Context is King

If you’re new to Power Pivot (especially if you have an Excel background) it’s very beneficial to study Power Pivot context before trying to learn DAX.  The context provided by Power Pivot enables the creation of dynamic calculations that respond to user selections.

It’s not hard, it’s just different to what your probably used to.

There are 2 types of contexts in Power Pivot.

1. Filter Context

The Filter Context determines which rows of the table are selected in the calculation.

Filter example 1

In the example above the filter is set by the pivot table.  The selections on the slicers will determine the filter along with the actual row and column headings of the pivot table.

We can expand the filter context by control and clicking on an extra Product Brand :

Filter example 2

The reason that the filter context is important with DAX is due to the fact we cannot refer to cells, columns, rows like we can with Excel.
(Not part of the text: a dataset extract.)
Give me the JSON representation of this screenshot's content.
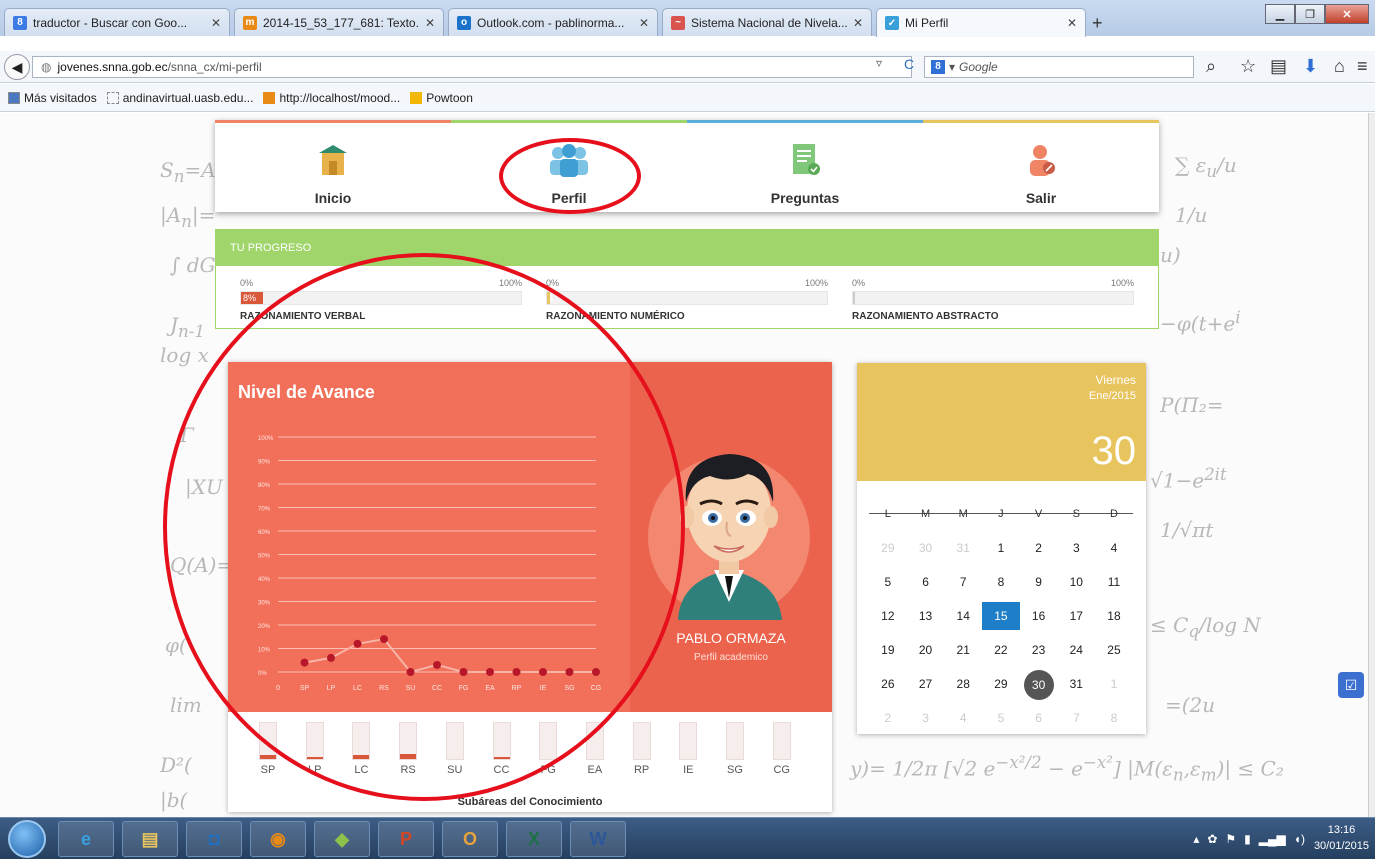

Instead, we can programmatically control the filter context using DAX formulas. This is far better than the old way of referencing cells you might be used to with Excel such as : A1:A10.  With DAX you don’t have to worry about the order of rows or receiving more rows than the formula was designed for (a very common spreadsheet error!)

When building DAX expressions you should start to think about which rows you want to filter in order to calculate your result.   You probably do this already but it’s intuitive so you don’t really think about it.   With DAX, at the beginning you’ll find it easier to write expressions if you think more clearly about filtering.

2. Row Context

In Power Pivot the table of data consists of Columns and Rows.  There are no Cells!  If we create a formula in a calculated column, the row context for that formula will include the values from all columns in the current row. If the table is related to another table, the row context is also extended to the second table for the related rows.
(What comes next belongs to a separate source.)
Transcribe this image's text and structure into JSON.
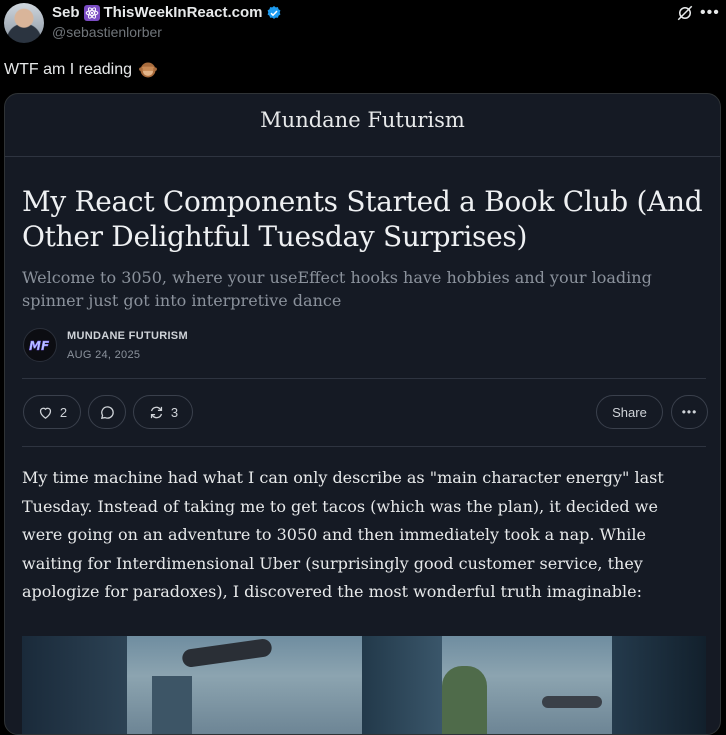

The row context simple returns 1 or more rows.   In DAX we can write functions that iterate calculations over the table.   Additionally we can write nested formulas that create nested row contexts.  This can be conceptually hard to understand for an Excel user.  It’s best to imagine an outer loop and an inner loop with each loop representing a loop through the rows of the table.   When in the inner loop we can refer to the outer loop to perform very creative calculations.

Good luck on your journey to learning DAX.